Arilda lembra ainda que a queda representa uma redução do custo do dinheiro, mas alerta para a tendência disso não chegar na totalidade ao consumidor. "Se tivemos uma regulação decente e um mercado bancário menos concentrado, a queda dos juros reais seria maior. Mas eles ainda caíram com isso, só não no mesmo ritmo".
O economista Orlando Caliman defendeu a queda justamente para que o custo do dinheiro reduza e para que isso estimule de certa forma a economia no pós-pandemia, ajudando também no oferecimento de crédito mais barato para liquidez das empresas, evitando uma quebradeira generalizada.
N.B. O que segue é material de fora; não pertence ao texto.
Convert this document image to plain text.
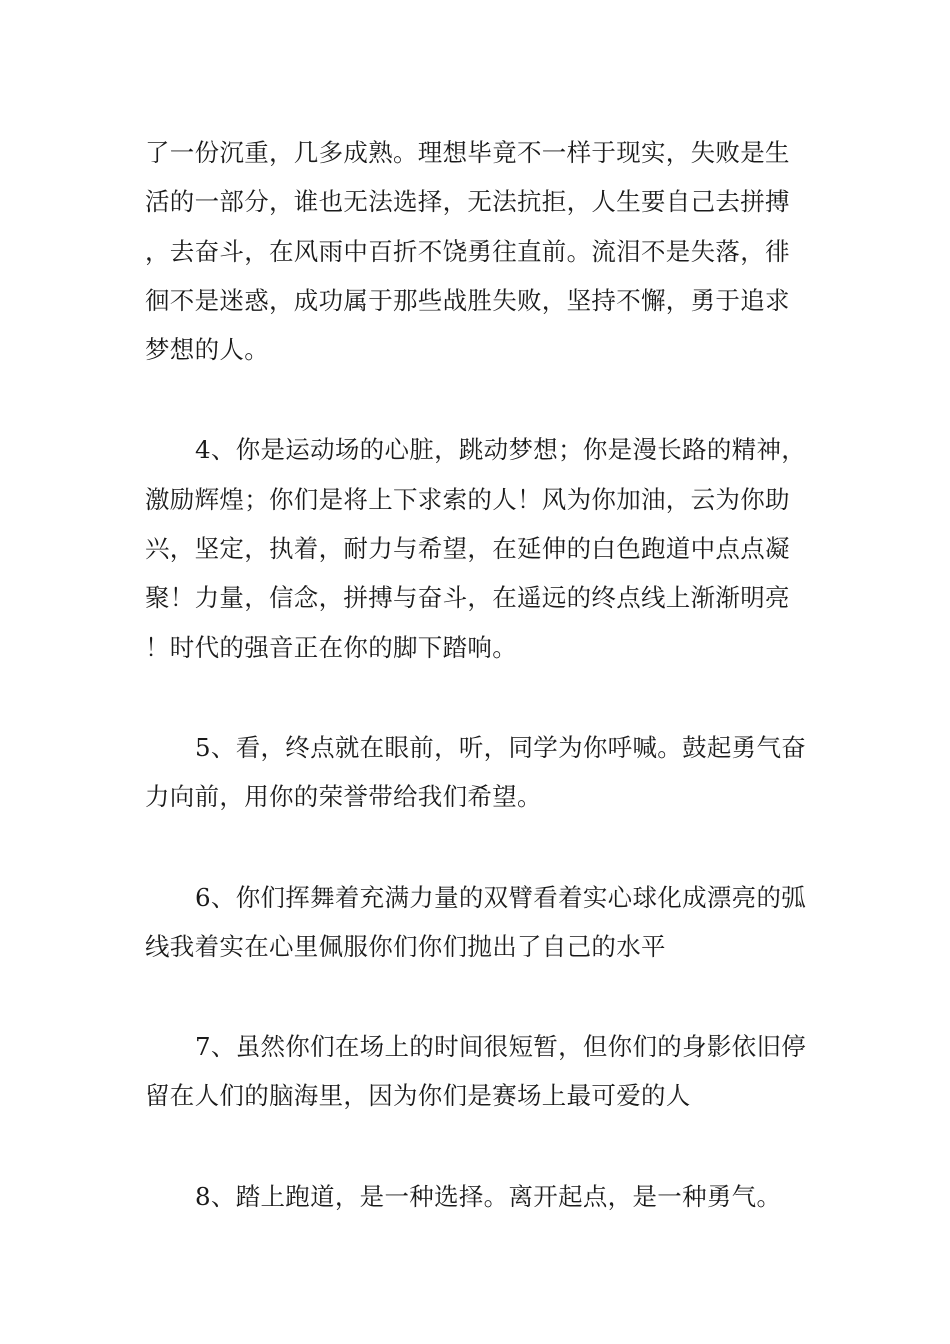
了一份沉重，几多成熟。理想毕竟不一样于现实，失败是生活的一部分，谁也无法选择，无法抗拒，人生要自己去拼搏，去奋斗，在风雨中百折不饶勇往直前。流泪不是失落，徘徊不是迷惑，成功属于那些战胜失败，坚持不懈，勇于追求梦想的人。

4、你是运动场的心脏，跳动梦想；你是漫长路的精神，激励辉煌；你们是将上下求索的人！风为你加油，云为你助兴，坚定，执着，耐力与希望，在延伸的白色跑道中点点凝聚！力量，信念，拼搏与奋斗，在遥远的终点线上渐渐明亮！时代的强音正在你的脚下踏响。

5、看，终点就在眼前，听，同学为你呼喊。鼓起勇气奋力向前，用你的荣誉带给我们希望。

6、你们挥舞着充满力量的双臂看着实心球化成漂亮的弧线我着实在心里佩服你们你们抛出了自己的水平

7、虽然你们在场上的时间很短暂，但你们的身影依旧停留在人们的脑海里，因为你们是赛场上最可爱的人

8、踏上跑道，是一种选择。离开起点，是一种勇气。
"Vamos ter um buraco extremamente grande no PIB . Com a disponibilidade produtiva alta, será preciso recuperar essa ociosidade para tapar o buraco do PIB. Para isso é preciso dar liquidez à economia visando não matar as empresas. Os países que estão saindo da crise estão trabalhando nessa linha", frisa.
O economista ainda destaca: "A retomada da economia não vai exigir tantos investimentos privados imediatamente porque já há capacidade de produção, só que ela está ociosa. Mas é preciso aproveitar isso (os juros baixos) para estimular os investimentos em infraestrutura, sejam eles públicos, já que o custo do financiamento público será menor, ou seja via concessões e privatizações que estimulam a economia a girar".
A professora Arilda, porém, reforça o temor sobre a forma como essa folga fiscal seria tratada pelo governo. "Se os reflexos da queda nos juros forem bem aplicados pelo governo, eles vão sim estimular investimentos e empregos. Mas se for feito com o casuísmo de quase sempre do poder público, não teremos esse resultado. Depende da responsabilidade do governo", pontua.